2011 – Alpine Steward Award Winner – Dr. Ken Kimball

2011 Alpine Steward Award Winner: Ken Kimball

Dr. Ken KimballThe Waterman Fund held its Annual Dinner on Saturday, April 16th, at Libby’s Bistro in Gorham, NH. Twenty-seven people attended the event, which featured the presentation of the Guy Waterman Alpine Steward Award to Dr. Ken Kimball, a slideshow on the Monadnock Ecological Research and Education project, and a chance to catch up on Waterman Fund news.

Dr. Ken Kimball, Research Director for the Appalachian Mountain Club, received this year’s Guy Waterman Alpine Steward Award. This award is given each year to a person or organization that has demonstrated a long-term commitment to protecting the physical and spiritual qualities of the northeast’s mountain wilderness.

Dr. Kimball has worked in mountain ecology and conservation for over thirty years, and was nominated by Andrew Norkin, AMC Director of Trails and Recreation Management and Scott Monroe, who helped create the AMC’s Alpine Stewardship Volunteer Program. Dr. Kimball, who received his B.S. in Ecology from Cornell University, his M.S. in Zoology from University of Massachusetts, and his Ph.D. in Botany from the University of New Hampshire, has published and spoken extensively on a variety of environmental issues, including in-stream flow policy and hydroelectric dam relicensing, windpower siting policy, Northeast mountain ecology and response to climate change, and endangered alpine plant recovery.

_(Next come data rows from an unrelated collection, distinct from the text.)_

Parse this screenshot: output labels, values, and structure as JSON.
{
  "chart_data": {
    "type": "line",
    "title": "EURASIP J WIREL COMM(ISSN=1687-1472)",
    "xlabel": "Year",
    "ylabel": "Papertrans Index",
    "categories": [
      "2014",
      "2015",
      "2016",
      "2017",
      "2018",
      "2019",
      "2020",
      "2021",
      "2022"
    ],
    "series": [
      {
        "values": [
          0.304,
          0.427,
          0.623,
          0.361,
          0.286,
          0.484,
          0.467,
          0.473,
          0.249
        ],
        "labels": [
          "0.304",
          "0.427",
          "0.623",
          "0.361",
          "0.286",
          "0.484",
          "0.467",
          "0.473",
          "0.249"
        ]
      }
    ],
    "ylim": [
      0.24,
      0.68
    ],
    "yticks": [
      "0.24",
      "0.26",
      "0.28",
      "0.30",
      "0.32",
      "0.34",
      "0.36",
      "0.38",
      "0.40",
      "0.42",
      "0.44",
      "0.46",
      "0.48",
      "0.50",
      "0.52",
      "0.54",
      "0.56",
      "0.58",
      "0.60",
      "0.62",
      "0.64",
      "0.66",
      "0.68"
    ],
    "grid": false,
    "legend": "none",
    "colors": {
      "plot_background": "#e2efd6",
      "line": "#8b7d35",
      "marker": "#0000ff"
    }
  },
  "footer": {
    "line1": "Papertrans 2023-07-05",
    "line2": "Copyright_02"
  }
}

Dr. Kimball worked in partnership with the U.S. Fish and Wildlife Service and the U.S. Forest Service to propagate the formerly endangered Robbins’ cinquefoil (Potentilla Robbinsiana) at high elevation restoration sites in New Hampshire. Due to the partnership’s efforts, the plant, placed on the list of endangered and threatened species in 1980 and found only at two locations in the alpine zone on Mount Washington and Franconia Ridge, was removed from the list in 2002.

Dr. Kimball’s work also includes a multi-year study of the effects of climate change on high elevation and alpine ecosystems. The Waterman Fund recently began supporting AMC’s Mountain Watch Program, a citizen-scientist monitoring program where volunteers collect data on when alpine flowers bloom and how long they flower.

The Waterman Fund recognized Dr. Kimball and his tremendous contributions to alpine stewardship with this year’s Guy Waterman Alpine Steward award and a framed photograph of Mt. Madison’s Star Lake, taken by Brian Post of Brian Post Photography in Jackson, NH. The same evening, Dr. Peter Palmiotto, Director of Conservation Biology at Antioch University New England, shared slides and stories about the Monadnock Ecological Research and Education Project (MERE). This collaborative research project has received two years of funding from the Waterman Fund to promote informed use and foster appreciation of New Hampshire’s heavily-trafficked Mt. Monadnock through ecological research, monitoring, and educational outreach.

Ken Kimball and Laura Waterman pose with a photograph of Star Lake by Brian Post Photography.